Uno de los participantes durante la actividad/DANIEL SAMANIEGO
Uno de los participantes durante la actividad / DANIEL SAMANIEGO

La gripe española vuelve a Burgos con una escape room desde La Estación | Las gafas de realidad virtual añaden un extra a esta actividad para mayores de siete años que estará hasta el viernes

DANIEL SAMANIEGO

La Estación de Burgos se convierte en el escenario real y ficticio de una escape room poco común, y es que añade las gafas de realidad virtual como un elemento diferenciador. Con la gripe española como amenaza, los participantes deberán encontrar la vacuna para enfermedad que convirtió a la antigua estación en un hospital sanitario allá por 1919.

Y todo ello lo llevarán a cabo con unas gafas de realidad virtual. La sensación de estar en la estación a principios de siglo está realmente bien conseguida, por lo que la inmersión dentro del juego es total y los participantes se llegan a sentir realmente en una estación de principios de siglo. A tal nivel de inmersión se llega que a las personas más mayores que han realizado esta actividad les parecía «como un viaje en el tiempo», en palabras de Julio César Cordero, gerente de Room Hunter Burgos y uno de los promotores de la idea.

La mecánica del juego es bastante sencilla. A través de los pulsadores que van junto a las gafas se podrán manipular objetos, abrir puertas y desplazarse por el espacio que pueden ver a través de las gafas, durante los 20 minutos que dura la actividad. Según Cordero este juego se basa «en destreza física y mental». Él mismo es el encargado de hacer los guiones y los miembros de Experience Factory se encargan de la parte virtual para crear un juego con una dificultad baja, ya que este escape room está diseñado para que lo puedan superar «desde un niño de siete años hasta una personas de 60».

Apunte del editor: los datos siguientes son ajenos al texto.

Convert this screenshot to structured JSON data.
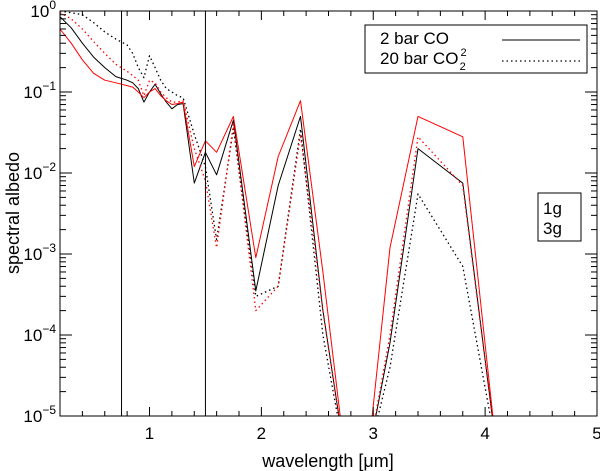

El hecho de ser una escape room virtual da la posibilidad de poder cambiar el escenario y poder hacerlo nuevamente en otra escena, otras pruebas y en otro contexto. De momento la aceptación entre el público es excelente, ya que desde el martes no quedan entradas. Varios asistentes aseguran que les ha gustado bastante y esperan repetir si se vuelve a hacer en alguna ocasión. Desde la organización lamentan que el horario de La Estación en verano solo sea por la mañana, ya que si fuera más amplio habría podido asistir la gente que se ha quedado sin poder disfrutar de esta experiencia.